Quelle est donc la solution ?
Une option serait de choisir une formule globale simplifiée liée à des indicateurs généraux comme le PIB par habitant, les niveaux de prix et les facteurs démographiques. Cette formule serait plus compréhensible et fidèle aux différences de budget et de besoins.
Toutefois, la péréquation ne constitue qu’un aspect du tableau. Une grande partie de la redistribution interprovinciale au Canada passe par le budget fédéral, notamment le système fiscal. L’impôt fédéral uniforme prélève davantage dans les provinces à revenus élevés, tandis que les programmes fédéraux favorisent souvent les provinces où la population est plus âgée et les revenus, plus faibles.

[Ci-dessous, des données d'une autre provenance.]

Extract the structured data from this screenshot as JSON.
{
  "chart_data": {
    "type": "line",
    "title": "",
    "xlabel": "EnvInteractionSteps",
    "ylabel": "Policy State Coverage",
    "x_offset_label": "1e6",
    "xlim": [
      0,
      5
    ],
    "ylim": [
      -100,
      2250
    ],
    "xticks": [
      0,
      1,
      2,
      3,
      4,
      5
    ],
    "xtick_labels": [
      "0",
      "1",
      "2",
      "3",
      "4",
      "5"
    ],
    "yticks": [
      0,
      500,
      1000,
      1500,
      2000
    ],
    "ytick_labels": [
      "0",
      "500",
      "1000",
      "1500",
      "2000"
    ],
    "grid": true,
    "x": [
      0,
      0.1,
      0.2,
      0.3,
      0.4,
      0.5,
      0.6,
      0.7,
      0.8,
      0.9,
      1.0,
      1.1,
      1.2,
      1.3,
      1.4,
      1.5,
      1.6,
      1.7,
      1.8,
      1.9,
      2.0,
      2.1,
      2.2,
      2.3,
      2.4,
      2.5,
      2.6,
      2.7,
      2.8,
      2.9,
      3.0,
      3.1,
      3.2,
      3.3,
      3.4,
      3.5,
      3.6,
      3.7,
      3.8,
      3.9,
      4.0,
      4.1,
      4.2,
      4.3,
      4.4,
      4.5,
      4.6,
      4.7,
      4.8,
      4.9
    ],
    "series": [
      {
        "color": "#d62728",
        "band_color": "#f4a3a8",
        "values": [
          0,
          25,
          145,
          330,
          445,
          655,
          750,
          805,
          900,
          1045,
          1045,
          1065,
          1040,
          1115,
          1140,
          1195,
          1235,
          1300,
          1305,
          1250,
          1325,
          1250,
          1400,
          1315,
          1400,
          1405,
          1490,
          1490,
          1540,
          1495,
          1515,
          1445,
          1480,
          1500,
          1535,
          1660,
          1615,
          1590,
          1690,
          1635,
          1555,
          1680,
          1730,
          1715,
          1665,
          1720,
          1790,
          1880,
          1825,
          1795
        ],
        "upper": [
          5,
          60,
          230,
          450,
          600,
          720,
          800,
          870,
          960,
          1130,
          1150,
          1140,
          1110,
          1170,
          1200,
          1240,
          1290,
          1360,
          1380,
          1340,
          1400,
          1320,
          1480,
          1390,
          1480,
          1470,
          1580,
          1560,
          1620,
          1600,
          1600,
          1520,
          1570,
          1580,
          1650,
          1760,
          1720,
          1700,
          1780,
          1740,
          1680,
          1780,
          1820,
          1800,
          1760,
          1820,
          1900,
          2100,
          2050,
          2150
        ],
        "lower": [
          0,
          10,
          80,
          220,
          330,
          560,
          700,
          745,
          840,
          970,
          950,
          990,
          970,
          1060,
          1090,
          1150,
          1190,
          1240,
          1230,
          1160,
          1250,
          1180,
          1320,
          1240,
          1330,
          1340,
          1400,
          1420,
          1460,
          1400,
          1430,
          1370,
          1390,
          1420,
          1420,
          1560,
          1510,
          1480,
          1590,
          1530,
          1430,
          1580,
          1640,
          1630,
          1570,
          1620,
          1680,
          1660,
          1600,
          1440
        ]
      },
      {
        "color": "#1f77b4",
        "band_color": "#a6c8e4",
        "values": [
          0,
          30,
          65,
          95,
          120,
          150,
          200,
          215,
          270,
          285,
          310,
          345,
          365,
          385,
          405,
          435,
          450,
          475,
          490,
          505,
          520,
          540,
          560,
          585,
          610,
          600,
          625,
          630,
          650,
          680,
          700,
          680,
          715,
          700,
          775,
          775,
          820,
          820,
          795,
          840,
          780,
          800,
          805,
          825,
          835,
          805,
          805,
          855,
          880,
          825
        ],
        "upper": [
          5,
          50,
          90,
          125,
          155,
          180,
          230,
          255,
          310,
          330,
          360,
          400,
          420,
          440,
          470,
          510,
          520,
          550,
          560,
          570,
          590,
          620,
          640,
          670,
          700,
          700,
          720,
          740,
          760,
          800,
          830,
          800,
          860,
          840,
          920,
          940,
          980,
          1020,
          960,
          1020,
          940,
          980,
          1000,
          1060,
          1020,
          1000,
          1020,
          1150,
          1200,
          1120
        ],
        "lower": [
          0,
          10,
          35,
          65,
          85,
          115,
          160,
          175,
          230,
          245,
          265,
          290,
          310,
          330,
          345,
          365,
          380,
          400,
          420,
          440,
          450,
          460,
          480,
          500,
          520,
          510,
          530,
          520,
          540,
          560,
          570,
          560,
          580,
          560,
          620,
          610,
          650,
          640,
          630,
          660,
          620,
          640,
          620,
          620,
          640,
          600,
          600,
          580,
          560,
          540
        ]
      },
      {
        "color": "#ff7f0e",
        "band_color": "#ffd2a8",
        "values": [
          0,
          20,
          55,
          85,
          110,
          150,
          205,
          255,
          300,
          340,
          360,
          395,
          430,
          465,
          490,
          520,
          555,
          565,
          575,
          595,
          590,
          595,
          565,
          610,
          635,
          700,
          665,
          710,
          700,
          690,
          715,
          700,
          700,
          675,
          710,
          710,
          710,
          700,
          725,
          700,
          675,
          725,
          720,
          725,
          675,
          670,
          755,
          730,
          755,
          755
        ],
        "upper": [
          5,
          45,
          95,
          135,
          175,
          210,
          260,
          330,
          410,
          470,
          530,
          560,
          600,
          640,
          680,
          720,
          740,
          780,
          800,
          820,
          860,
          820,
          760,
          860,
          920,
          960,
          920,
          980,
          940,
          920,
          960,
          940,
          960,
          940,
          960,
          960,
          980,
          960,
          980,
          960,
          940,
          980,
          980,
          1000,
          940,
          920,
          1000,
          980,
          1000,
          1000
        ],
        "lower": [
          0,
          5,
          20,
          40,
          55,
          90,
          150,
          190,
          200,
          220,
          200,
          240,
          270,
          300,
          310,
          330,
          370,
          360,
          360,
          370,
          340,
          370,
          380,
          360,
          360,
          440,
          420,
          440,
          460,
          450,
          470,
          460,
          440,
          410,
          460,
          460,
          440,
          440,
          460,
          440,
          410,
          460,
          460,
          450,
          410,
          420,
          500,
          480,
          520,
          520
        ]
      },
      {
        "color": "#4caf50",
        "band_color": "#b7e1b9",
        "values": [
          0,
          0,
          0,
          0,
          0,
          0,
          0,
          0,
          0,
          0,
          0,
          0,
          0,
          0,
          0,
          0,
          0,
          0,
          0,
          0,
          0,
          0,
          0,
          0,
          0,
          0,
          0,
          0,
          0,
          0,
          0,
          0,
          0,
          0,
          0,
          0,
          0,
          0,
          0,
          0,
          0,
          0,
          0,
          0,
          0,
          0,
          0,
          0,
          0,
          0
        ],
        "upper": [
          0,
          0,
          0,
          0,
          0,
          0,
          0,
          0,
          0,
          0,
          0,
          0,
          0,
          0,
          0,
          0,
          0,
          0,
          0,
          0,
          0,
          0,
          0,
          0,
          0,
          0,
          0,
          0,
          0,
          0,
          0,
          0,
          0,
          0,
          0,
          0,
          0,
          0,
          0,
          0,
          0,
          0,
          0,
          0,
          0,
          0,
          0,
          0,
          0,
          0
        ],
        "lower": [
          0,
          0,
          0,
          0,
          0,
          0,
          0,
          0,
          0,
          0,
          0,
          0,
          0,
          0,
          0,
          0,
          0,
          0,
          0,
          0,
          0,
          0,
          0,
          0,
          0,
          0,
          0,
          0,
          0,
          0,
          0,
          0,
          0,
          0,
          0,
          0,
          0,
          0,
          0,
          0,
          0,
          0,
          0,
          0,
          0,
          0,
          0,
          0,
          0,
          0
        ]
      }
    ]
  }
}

Cet aspect est d’une importance capitale pour l’Alberta. En 2024, après ajustement, ses transferts fiscaux par l’intermédiaire du budget fédéral représentaient 5,9 % de son PIB. Toutefois, cette sortie de fonds résultait principalement des impôts sur le revenu et la consommation, et non exclusivement de la péréquation. En d’autres termes, les questions d’équité régionale peuvent être souvent mieux abordées par une réforme fiscale que par des modifications des transferts égalitaires par habitant, tels que le Transfert canadien en matière de santé.
Le Canada avait déjà révisé ses accords fiscaux lorsque les circonstances ont changé, mais celles-ci ont de nouveau évolué. Un système à deux volets – subvention canadienne pour les déséquilibres verticaux et programme de péréquation modernisé pour les déséquilibres horizontaux – serait plus équitable, simple, transparent, axé sur la croissance et viable sur le plan budgétaire. Attendre l’aggravation des pressions budgétaires ou l’intensification des doléances régionales compliquera la réforme.